Ball lightning: weird, mysterious, perplexing, and deadly

The strange phenomenon of ball lightning appears during thunderstorms and has been known to break through windows, with nasty results.Wednesday, 6 March 2019

Instances of ball lightning—glowing, electric orbs in the sky—have captivated and mystified us for centuries. The bizarre phenomenon, also known as globe lightning, usually appears during thunderstorms as a floating sphere that can range in color from blue to orange to yellow, disappearing within a few seconds. It's sometimes accompanied by a hissing sound and an acrid odor.

Lightning in general is an electrical discharge caused by positive and negative imbalances within clouds themselves, or between storm clouds and the ground. A lightning flash can heat the air around it to temperatures five times hotter than the sun’s surface. The heat causes surrounding air to rapidly expand and vibrate, which creates thunder.

Is ball lightning real?

One of the first recorded sightings of ball lightning occurred in 1638, when a "great ball of fire" came through the window of an English church. That and other early accounts suggest that ball lightning can be deadly.

At least one study has theorized that about half of all ball lightning sightings are hallucinations caused by the magnetic fields during storms. That said, scientists seem to agree ball lightning is real, even if they don't yet fully understand what causes it.

Researchers from Lanzhou, China's Northwest Normal University inadvertently recorded a ball lightning event while studying a 2012 thunderstorm using video cameras and spectrometers. The ball appeared just after a lightning strike and traveled horizontally for about 10 meters (33 feet). The spectrometer detected silicon, iron, and calcium in the ball, all of which were also present in the local soil.

What causes ball lightning?

The Lanzhou researchers' paper supports the theory that ball lightning results from a ground strike that creates a reaction between oxygen and vaporized elements from the soil. This ionized air, or plasma, is the same condition that enables St. Elmo's Fire, the stationary glow that is sometimes confused with ball lightning.

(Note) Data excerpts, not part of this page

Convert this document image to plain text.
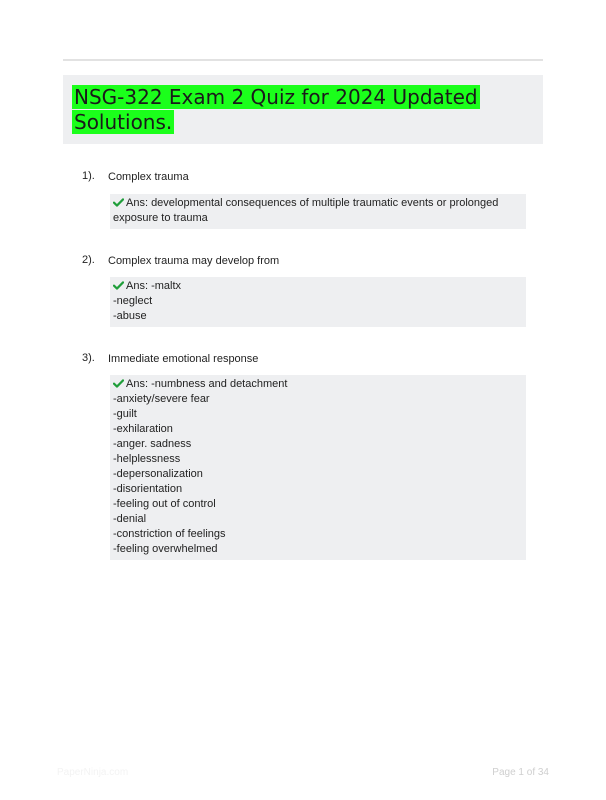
NSG-322 Exam 2 Quiz for 2024 Updated Solutions.
1). Complex trauma
Ans: developmental consequences of multiple traumatic events or prolonged exposure to trauma
2). Complex trauma may develop from
Ans: -maltx
-neglect
-abuse
3). Immediate emotional response
Ans: -numbness and detachment
-anxiety/severe fear
-guilt
-exhilaration
-anger. sadness
-helplessness
-depersonalization
-disorientation
-feeling out of control
-denial
-constriction of feelings
-feeling overwhelmed
PaperNinja.com	Page 1 of 34
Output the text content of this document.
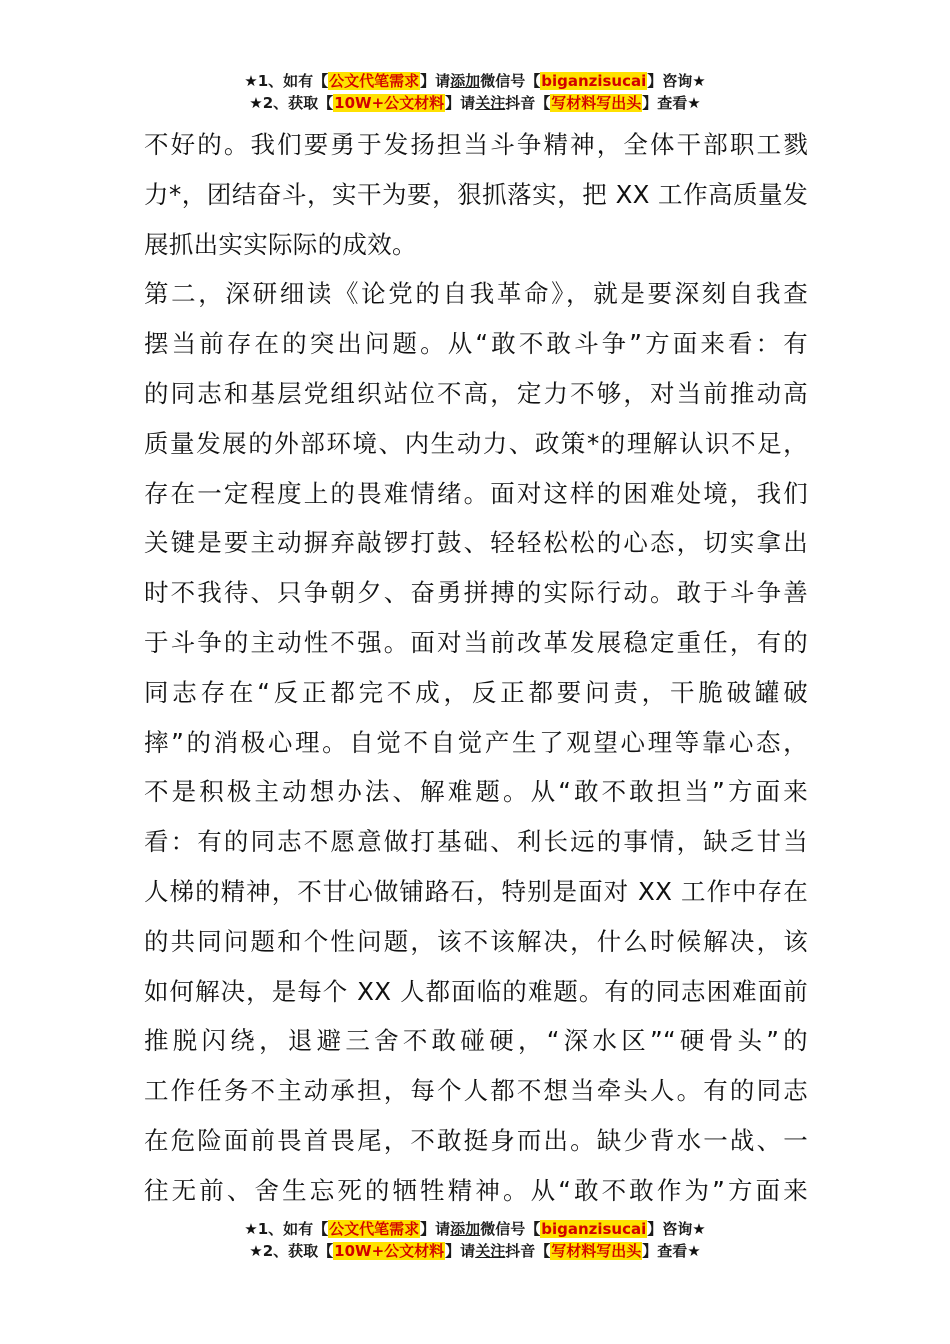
★1、如有【公文代笔需求】请添加微信号【biganzisucai】咨询★
★2、获取【10W+公文材料】请关注抖音【写材料写出头】查看★

不好的。我们要勇于发扬担当斗争精神，全体干部职工戮

力*，团结奋斗，实干为要，狠抓落实，把 XX 工作高质量发

展抓出实实际际的成效。

第二，深研细读《论党的自我革命》，就是要深刻自我查

摆当前存在的突出问题。从“敢不敢斗争”方面来看：有

的同志和基层党组织站位不高，定力不够，对当前推动高

质量发展的外部环境、内生动力、政策*的理解认识不足，

存在一定程度上的畏难情绪。面对这样的困难处境，我们

关键是要主动摒弃敲锣打鼓、轻轻松松的心态，切实拿出

时不我待、只争朝夕、奋勇拼搏的实际行动。敢于斗争善

于斗争的主动性不强。面对当前改革发展稳定重任，有的

同志存在“反正都完不成，反正都要问责，干脆破罐破

摔”的消极心理。自觉不自觉产生了观望心理等靠心态，

不是积极主动想办法、解难题。从“敢不敢担当”方面来

看：有的同志不愿意做打基础、利长远的事情，缺乏甘当

人梯的精神，不甘心做铺路石，特别是面对 XX 工作中存在

的共同问题和个性问题，该不该解决，什么时候解决，该

如何解决，是每个 XX 人都面临的难题。有的同志困难面前

推脱闪绕，退避三舍不敢碰硬，“深水区”“硬骨头”的

工作任务不主动承担，每个人都不想当牵头人。有的同志

在危险面前畏首畏尾，不敢挺身而出。缺少背水一战、一

往无前、舍生忘死的牺牲精神。从“敢不敢作为”方面来

★1、如有【公文代笔需求】请添加微信号【biganzisucai】咨询★
★2、获取【10W+公文材料】请关注抖音【写材料写出头】查看★
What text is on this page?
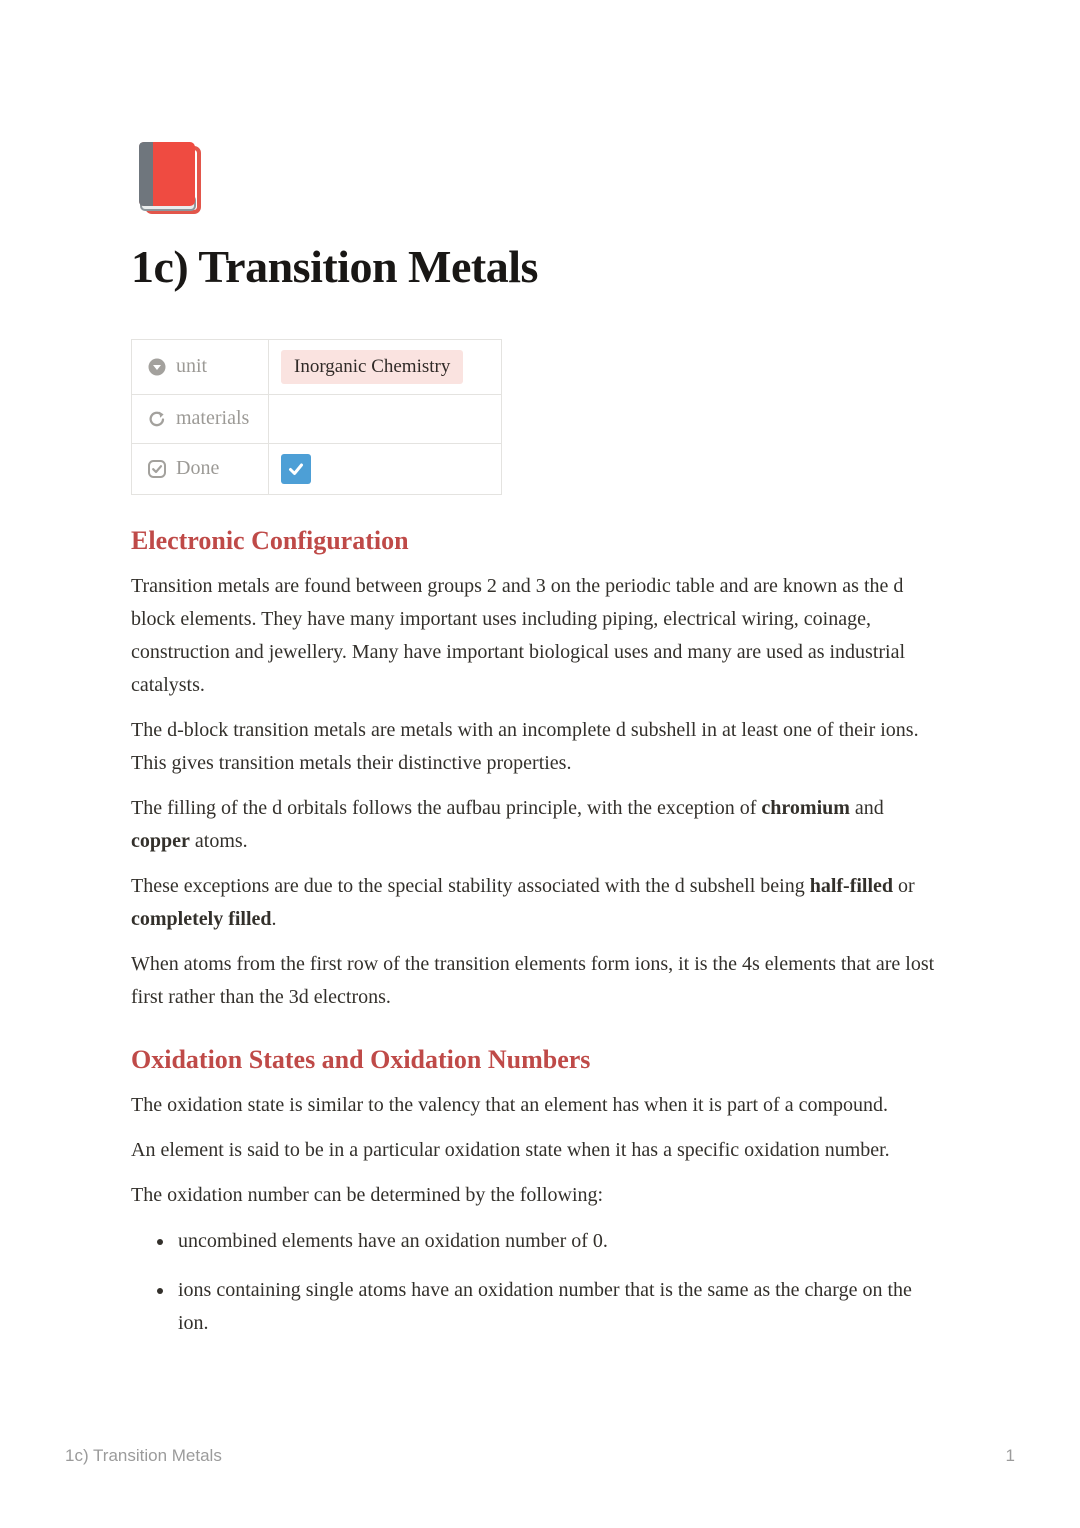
1c) Transition Metals
unit	Inorganic Chemistry

materials	

Done

Electronic Configuration

Transition metals are found between groups 2 and 3 on the periodic table and are known as the d block elements. They have many important uses including piping, electrical wiring, coinage, construction and jewellery. Many have important biological uses and many are used as industrial catalysts.

The d-block transition metals are metals with an incomplete d subshell in at least one of their ions. This gives transition metals their distinctive properties.

The filling of the d orbitals follows the aufbau principle, with the exception of chromium and copper atoms.

These exceptions are due to the special stability associated with the d subshell being half-filled or completely filled.

When atoms from the first row of the transition elements form ions, it is the 4s elements that are lost first rather than the 3d electrons.

Oxidation States and Oxidation Numbers

The oxidation state is similar to the valency that an element has when it is part of a compound.

An element is said to be in a particular oxidation state when it has a specific oxidation number.

The oxidation number can be determined by the following:

• uncombined elements have an oxidation number of 0.
• ions containing single atoms have an oxidation number that is the same as the charge on the ion.
1c) Transition Metals	1
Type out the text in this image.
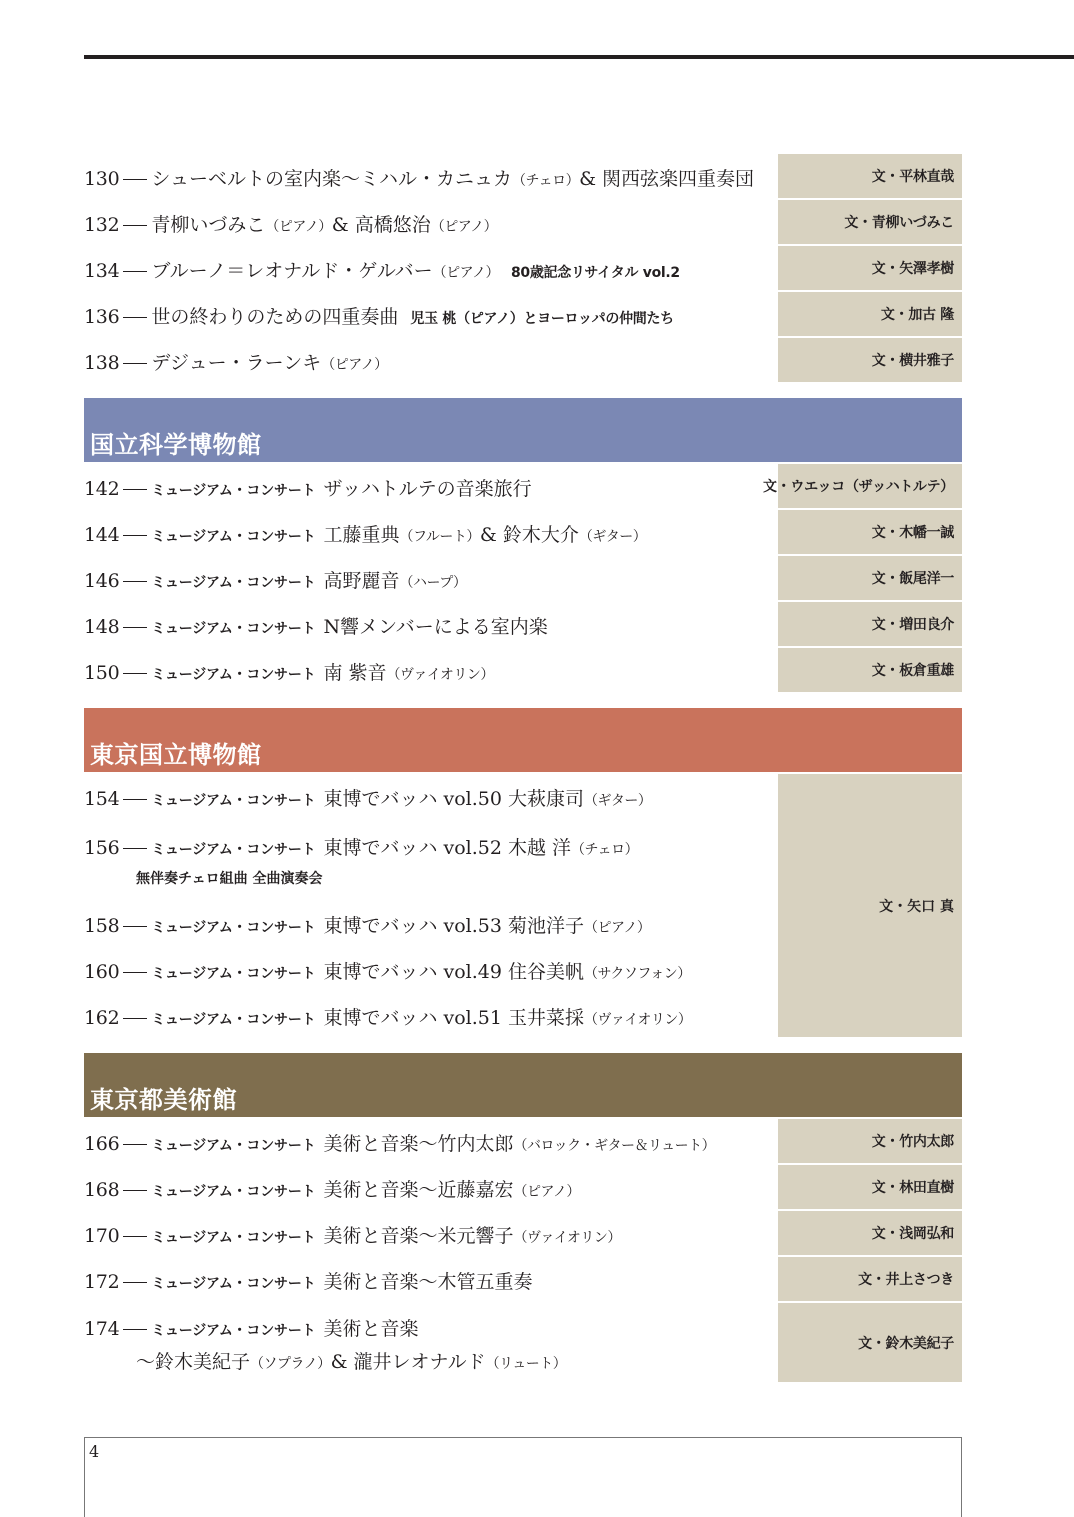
130 シューベルトの室内楽〜ミハル・カニュカ （チェロ） & 関西弦楽四重奏団	文・平林直哉
132 青柳いづみこ （ピアノ） & 高橋悠治 （ピアノ）	文・青柳いづみこ
134 ブルーノ＝レオナルド・ゲルバー （ピアノ） 80歳記念リサイタル vol.2	文・矢澤孝樹
136 世の終わりのための四重奏曲 児玉 桃（ピアノ）とヨーロッパの仲間たち	文・加古 隆
138 デジュー・ラーンキ （ピアノ）	文・横井雅子
国立科学博物館
142 ミュージアム・コンサート ザッハトルテの音楽旅行	文・ウエッコ（ザッハトルテ）
144 ミュージアム・コンサート 工藤重典 （フルート） & 鈴木大介 （ギター）	文・木幡一誠
146 ミュージアム・コンサート 高野麗音 （ハープ）	文・飯尾洋一
148 ミュージアム・コンサート N響メンバーによる室内楽	文・増田良介
150 ミュージアム・コンサート 南 紫音 （ヴァイオリン）	文・板倉重雄
東京国立博物館
154 ミュージアム・コンサート 東博でバッハ vol.50 大萩康司 （ギター）
156 ミュージアム・コンサート 東博でバッハ vol.52 木越 洋 （チェロ）
無伴奏チェロ組曲 全曲演奏会
158 ミュージアム・コンサート 東博でバッハ vol.53 菊池洋子 （ピアノ）
160 ミュージアム・コンサート 東博でバッハ vol.49 住谷美帆 （サクソフォン）
162 ミュージアム・コンサート 東博でバッハ vol.51 玉井菜採 （ヴァイオリン）
文・矢口 真
東京都美術館
166 ミュージアム・コンサート 美術と音楽〜竹内太郎 （バロック・ギター＆リュート）	文・竹内太郎
168 ミュージアム・コンサート 美術と音楽〜近藤嘉宏 （ピアノ）	文・林田直樹
170 ミュージアム・コンサート 美術と音楽〜米元響子 （ヴァイオリン）	文・浅岡弘和
172 ミュージアム・コンサート 美術と音楽〜木管五重奏	文・井上さつき
174 ミュージアム・コンサート 美術と音楽
〜鈴木美紀子 （ソプラノ） & 瀧井レオナルド （リュート）
文・鈴木美紀子
4
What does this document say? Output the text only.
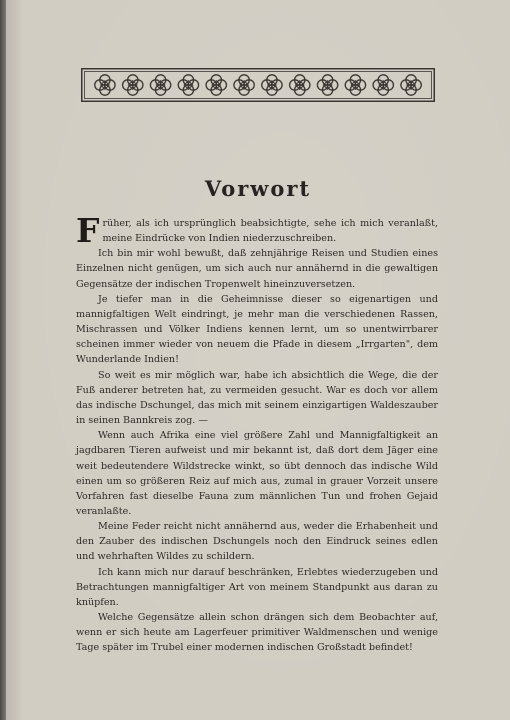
Vorwort

Früher, als ich ursprünglich beabsichtigte, sehe ich mich veranlaßt, meine Eindrücke von Indien niederzuschreiben.

Ich bin mir wohl bewußt, daß zehnjährige Reisen und Studien eines Einzelnen nicht genügen, um sich auch nur annähernd in die gewaltigen Gegensätze der indischen Tropenwelt hineinzuversetzen.

Je tiefer man in die Geheimnisse dieser so eigenartigen und mannigfaltigen Welt eindringt, je mehr man die verschiedenen Rassen, Mischrassen und Völker Indiens kennen lernt, um so unentwirrbarer scheinen immer wieder von neuem die Pfade in diesem „Irrgarten", dem Wunderlande Indien!

So weit es mir möglich war, habe ich absichtlich die Wege, die der Fuß anderer betreten hat, zu vermeiden gesucht. War es doch vor allem das indische Dschungel, das mich mit seinem einzigartigen Waldeszauber in seinen Bannkreis zog. —

Wenn auch Afrika eine viel größere Zahl und Mannigfaltigkeit an jagdbaren Tieren aufweist und mir bekannt ist, daß dort dem Jäger eine weit bedeutendere Wildstrecke winkt, so übt dennoch das indische Wild einen um so größeren Reiz auf mich aus, zumal in grauer Vorzeit unsere Vorfahren fast dieselbe Fauna zum männlichen Tun und frohen Gejaid veranlaßte.

Meine Feder reicht nicht annähernd aus, weder die Erhabenheit und den Zauber des indischen Dschungels noch den Eindruck seines edlen und wehrhaften Wildes zu schildern.

Ich kann mich nur darauf beschränken, Erlebtes wiederzugeben und Betrachtungen mannigfaltiger Art von meinem Standpunkt aus daran zu knüpfen.

Welche Gegensätze allein schon drängen sich dem Beobachter auf, wenn er sich heute am Lagerfeuer primitiver Waldmenschen und wenige Tage später im Trubel einer modernen indischen Großstadt befindet!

The presence of glass may generate ball lightning, according to another theory published in 2012. Atmospheric ions could pile up at the surface of a window, producing enough of an electrical field on the other side to generate a discharge. Another study, published in 2016, suggests that microwave radiation produced when lightning strikes the ground could become encapsulated in a plasma bubble, resulting in ball lightning.

Ball lightning has also been associated with earthquakes. The rare flashes of light sometimes seen around earthquakes can take many forms: bluish flames that appear to come out of the ground at ankle height; quick flashes of bright light that resemble regular lightning strikes, except they originate from the ground instead of the sky; and the floating orbs known as ball lightning. In a 2014 study of earthquake lights, researchers concluded that certain rocks tend to release electrical charges when a seismic wave hits, sparking colorful displays of light.

Aiming to understand how ball lightning happens, scientists have tried to recreate it. In 2006 researchers at Israel’s University of Tel Aviv created a laboratory version of ball lightning using a microwave beam. In 2018 quantum physicists demonstrated a synthetic, knotted magnetic field that mirrors and possibly helps explain ball lightning.

But despite all these investigations and lab experiments, ball lightning still refuses to be pinned down. Scientists say they have much to learn about the mysterious phenomenon.